On the basis of the present study, we suggest other factors that might be responsible for the more severely reduced uptake on the ipsilateral side of the motor symptoms. It is possible that some of these cases are not idiopathic PD. Indeed, 2 of our patients were rediagnosed with DLBD or vascular parkinsonism, both of which are characterized by significantly lower mean binding ratios and side-to side differences than PD [22-25]. A study of DaT uptake in patients with DLBD and PD reported lower 123I-β-CIT binding ratios ipsilateral to the more seriously affected side than the contralateral side in 2 of 8 patients with DBLD and asymmetrical features compared to only 2 of 20 patients with PD . To the best of our knowledge, there is no information on laterality in patients with vascular Parkinsonism. Long follow-up of the patients in our series revealed that only 5/11 had a typical course of PD, and 4 had an exceptionally non-progressive disease, defined as minimal change in UPDRS score despite minimal or no change in medications during follow-up and no emergence of severe non-motor features, falls, freezing gait, or cognitive decline.

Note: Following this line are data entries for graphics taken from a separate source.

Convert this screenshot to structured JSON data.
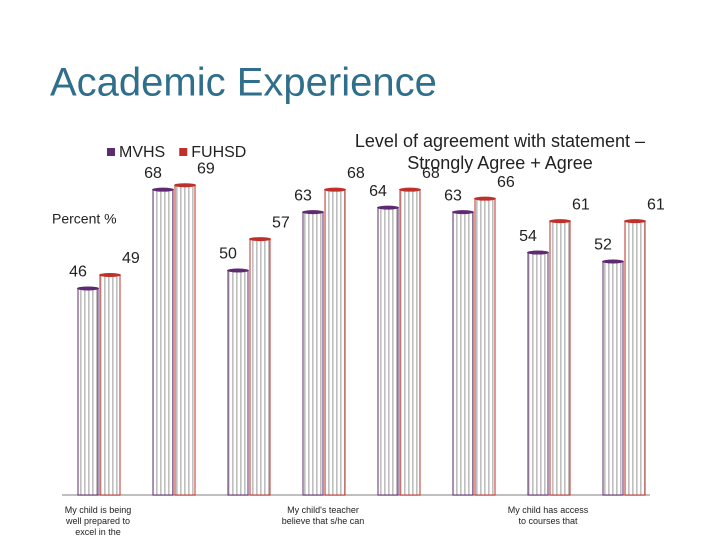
{
  "chart_data": {
    "type": "bar",
    "title": "Academic Experience",
    "subtitle": "Level of agreement with statement – Strongly Agree + Agree",
    "y_label": "Percent %",
    "categories": [
      "My child is being well prepared to excel in the",
      null,
      null,
      "My child's teacher believe that s/he can",
      null,
      null,
      "My child has access to courses that",
      null
    ],
    "series": [
      {
        "name": "MVHS",
        "color": "#5e2b72",
        "values": [
          46,
          68,
          50,
          63,
          64,
          63,
          54,
          52
        ]
      },
      {
        "name": "FUHSD",
        "color": "#c0302a",
        "values": [
          49,
          69,
          57,
          68,
          68,
          66,
          61,
          61
        ]
      }
    ],
    "ylim": [
      0,
      100
    ]
  }
}
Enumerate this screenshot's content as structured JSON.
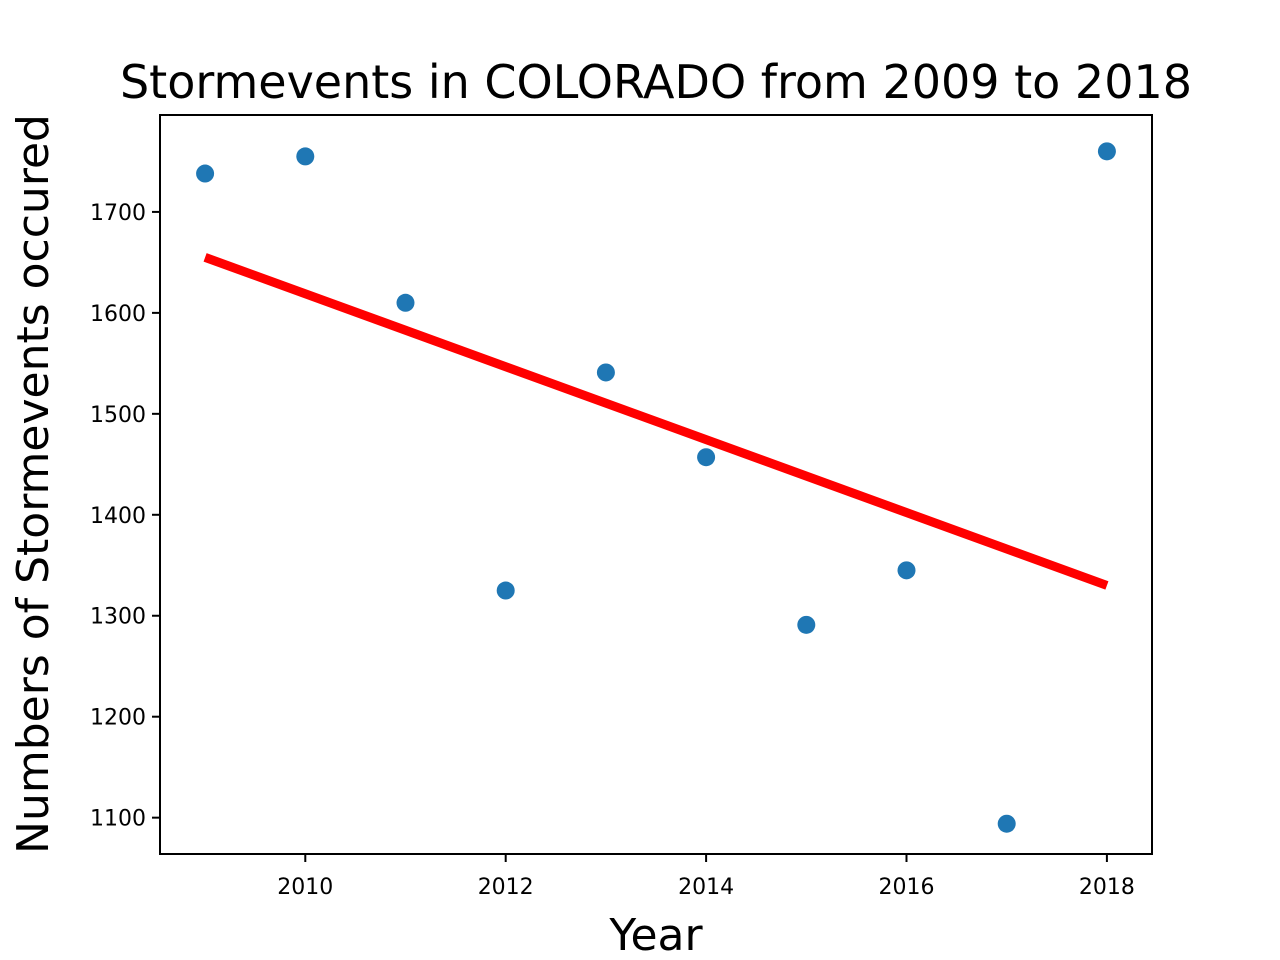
{
  "chart_data": {
    "type": "scatter",
    "title": "Stormevents in COLORADO from 2009 to 2018",
    "xlabel": "Year",
    "ylabel": "Numbers of Stormevents occured",
    "xlim": [
      2008.55,
      2018.45
    ],
    "ylim": [
      1064,
      1796
    ],
    "x_ticks": [
      2010,
      2012,
      2014,
      2016,
      2018
    ],
    "y_ticks": [
      1100,
      1200,
      1300,
      1400,
      1500,
      1600,
      1700
    ],
    "grid": false,
    "legend": "none",
    "series": [
      {
        "type": "scatter",
        "color": "#1f77b4",
        "x": [
          2009,
          2010,
          2011,
          2012,
          2013,
          2014,
          2015,
          2016,
          2017,
          2018
        ],
        "y": [
          1738,
          1755,
          1610,
          1325,
          1541,
          1457,
          1291,
          1345,
          1094,
          1760
        ]
      },
      {
        "type": "line",
        "color": "#ff0000",
        "x": [
          2009,
          2018
        ],
        "y": [
          1655,
          1330
        ]
      }
    ]
  }
}
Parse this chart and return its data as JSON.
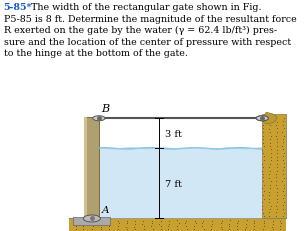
{
  "bg_color": "#ffffff",
  "water_color": "#cce5f5",
  "ground_color": "#c8a030",
  "gate_color": "#b8a878",
  "rod_color": "#777777",
  "text_color": "#000000",
  "title_color": "#1155cc",
  "label_B": "B",
  "label_A": "A",
  "label_3ft": "3 ft",
  "label_7ft": "7 ft",
  "title_number": "5-85*",
  "line1": "  The width of the rectangular gate shown in Fig.",
  "line2": "P5-85 is 8 ft. Determine the magnitude of the resultant force",
  "line3": "R exerted on the gate by the water (γ = 62.4 lb/ft³) pres-",
  "line4": "sure and the location of the center of pressure with respect",
  "line5": "to the hinge at the bottom of the gate."
}
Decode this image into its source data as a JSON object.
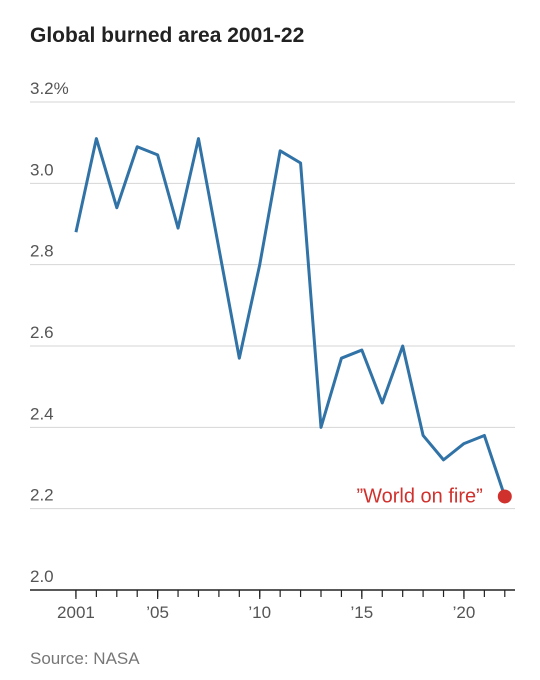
{
  "chart_data": {
    "type": "line",
    "title": "Global burned area 2001-22",
    "source": "Source: NASA",
    "x": [
      2001,
      2002,
      2003,
      2004,
      2005,
      2006,
      2007,
      2008,
      2009,
      2010,
      2011,
      2012,
      2013,
      2014,
      2015,
      2016,
      2017,
      2018,
      2019,
      2020,
      2021,
      2022
    ],
    "values": [
      2.88,
      3.11,
      2.94,
      3.09,
      3.07,
      2.89,
      3.11,
      2.84,
      2.57,
      2.8,
      3.08,
      3.05,
      2.4,
      2.57,
      2.59,
      2.46,
      2.6,
      2.38,
      2.32,
      2.36,
      2.38,
      2.23
    ],
    "color": "#3173a6",
    "highlight_color": "#d0312d",
    "annotation": "”World on fire”",
    "xlim": [
      1998.75,
      2022.5
    ],
    "xticks": [
      {
        "value": 2001,
        "label": "2001"
      },
      {
        "value": 2005,
        "label": "’05"
      },
      {
        "value": 2010,
        "label": "’10"
      },
      {
        "value": 2015,
        "label": "’15"
      },
      {
        "value": 2020,
        "label": "’20"
      }
    ],
    "ylim": [
      2.0,
      3.2
    ],
    "yticks": [
      {
        "value": 2.0,
        "label": "2.0"
      },
      2.2,
      2.4,
      2.6,
      2.8,
      {
        "value": 3.0,
        "label": "3.0"
      },
      {
        "value": 3.2,
        "label": "3.2%"
      }
    ],
    "grid": true
  }
}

Hence, this imaging pattern raises the possibility of a unique disease subtype on the spectrum of PD. Alternatively, although DaT expression may be down-regulated by medications and even psychological factors [26,27], the effect of diseases other than PD is not well established. Three of our patients had hypothyroidism, including one also with celiac disease, and one each had Hashimoto thyroiditis and psoriasis. Accordingly, an earlier study reported a series of patients with PD carrying the LRRK2 G2019S mutation, all of whom had systemic, mainly autoimmune, disorders . These findings may point to a possible role of the immune system in the regulation of DaT expression, confounding the known pathological process of degeneration in the dopaminergic system. This theory has been supported by animal studies showing overexpression of dopamine receptor mRNA and increased regulation of dopamine transporter mRNA in immunologically deficient transgenic mice [29,30].

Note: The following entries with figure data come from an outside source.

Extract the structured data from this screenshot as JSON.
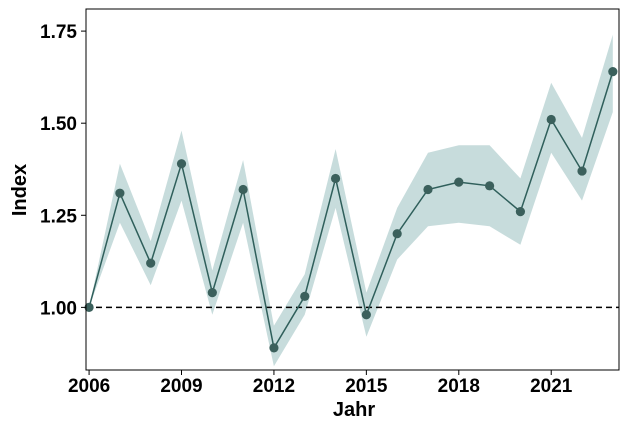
{
  "colors": {
    "line": "#2f5f5b",
    "point": "#3b605c",
    "band": "#c7dcdc",
    "reference_line": "#000000",
    "frame": "#000000",
    "background": "#ffffff"
  },
  "chart_data": {
    "type": "line",
    "xlabel": "Jahr",
    "ylabel": "Index",
    "x_ticks": [
      "2006",
      "2009",
      "2012",
      "2015",
      "2018",
      "2021"
    ],
    "y_ticks": [
      "1.00",
      "1.25",
      "1.50",
      "1.75"
    ],
    "xlim": [
      2005.9,
      2023.2
    ],
    "ylim": [
      0.83,
      1.81
    ],
    "grid": false,
    "reference_line": {
      "y": 1.0,
      "style": "dashed"
    },
    "series": [
      {
        "x": [
          2006,
          2007,
          2008,
          2009,
          2010,
          2011,
          2012,
          2013,
          2014,
          2015,
          2016,
          2017,
          2018,
          2019,
          2020,
          2021,
          2022,
          2023
        ],
        "values": [
          1.0,
          1.31,
          1.12,
          1.39,
          1.04,
          1.32,
          0.89,
          1.03,
          1.35,
          0.98,
          1.2,
          1.32,
          1.34,
          1.33,
          1.26,
          1.51,
          1.37,
          1.64
        ],
        "lower": [
          1.0,
          1.23,
          1.06,
          1.29,
          0.98,
          1.23,
          0.84,
          0.98,
          1.27,
          0.92,
          1.13,
          1.22,
          1.23,
          1.22,
          1.17,
          1.42,
          1.29,
          1.53
        ],
        "upper": [
          1.0,
          1.39,
          1.18,
          1.48,
          1.1,
          1.4,
          0.95,
          1.09,
          1.43,
          1.04,
          1.27,
          1.42,
          1.44,
          1.44,
          1.35,
          1.61,
          1.46,
          1.74
        ]
      }
    ]
  }
}
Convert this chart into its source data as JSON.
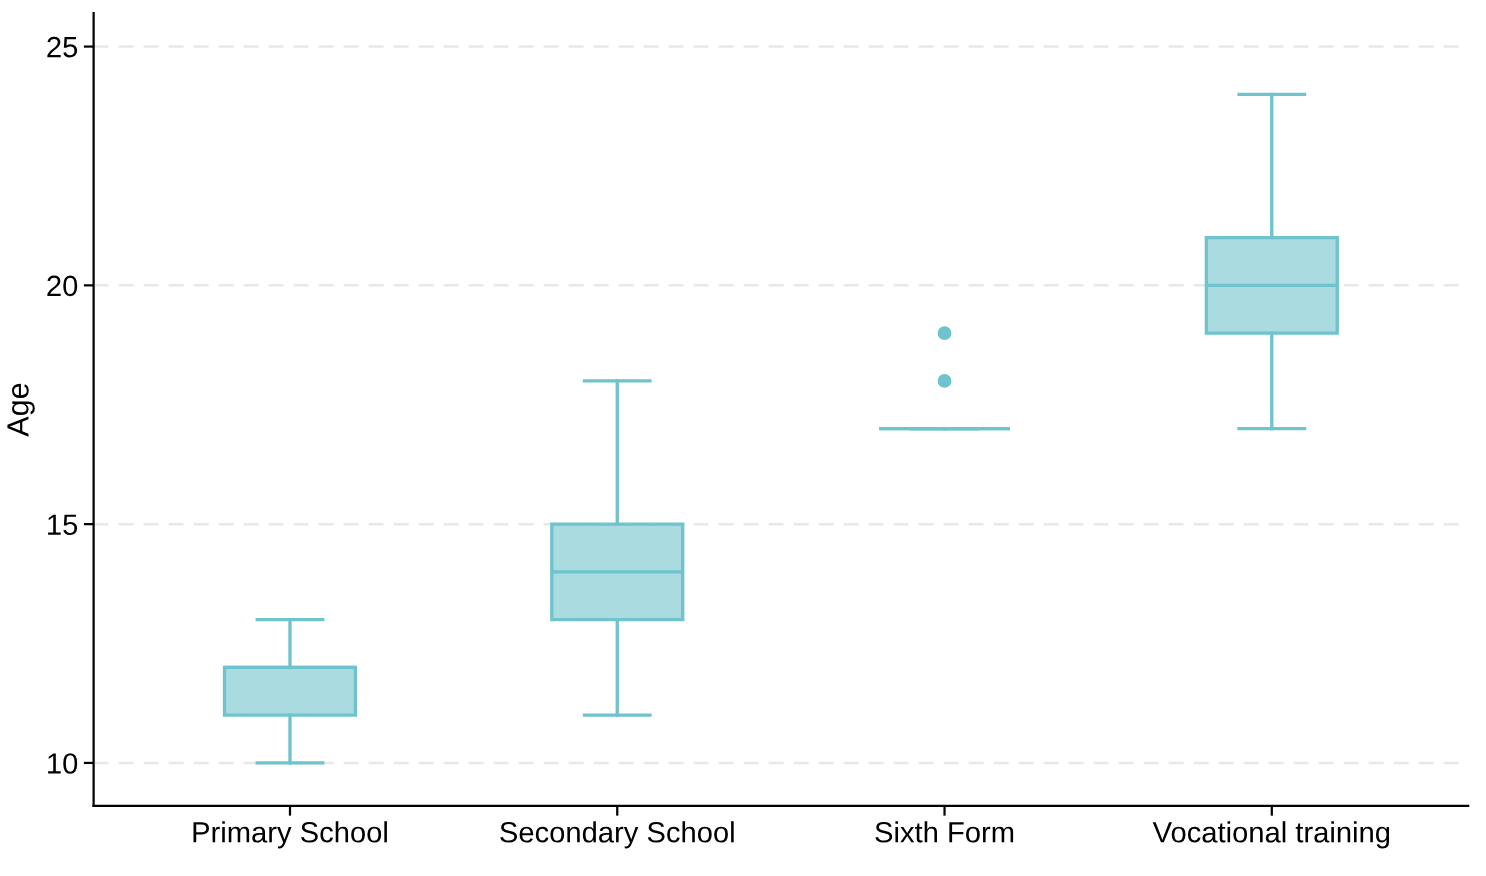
{
  "chart_data": {
    "type": "box",
    "ylabel": "Age",
    "categories": [
      "Primary School",
      "Secondary School",
      "Sixth Form",
      "Vocational training"
    ],
    "boxes": [
      {
        "low": 10,
        "q1": 11,
        "median": 12,
        "q3": 12,
        "high": 13
      },
      {
        "low": 11,
        "q1": 13,
        "median": 14,
        "q3": 15,
        "high": 18
      },
      {
        "low": 17,
        "q1": 17,
        "median": 17,
        "q3": 17,
        "high": 17,
        "outliers": [
          18,
          19
        ]
      },
      {
        "low": 17,
        "q1": 19,
        "median": 20,
        "q3": 21,
        "high": 24
      }
    ],
    "color": "#6fc3cd",
    "ylim": [
      9.1,
      25.7
    ],
    "yticks": [
      10,
      15,
      20,
      25
    ],
    "grid": "y"
  }
}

Handedness and hemispheric dominance might also affect dopaminergic transmission. In our series, 10 patients were right handed. Studies in right-handed volunteers reported a slightly higher concentration of FP-CIT ligand uptake in the left than the right striatum . It has been hypothesized that handedness might cause asymmetric activation of basal ganglia motor circuits, with higher baseline activity in the left nigrostriatal system .
In conclusion, decreased ligand binding ipsilateral to the clinically more affected side should raise suspicion for a diagnosis other than idiopathic PD. Some cases might represent a unique group characterized by non-progressive or "benign" PD.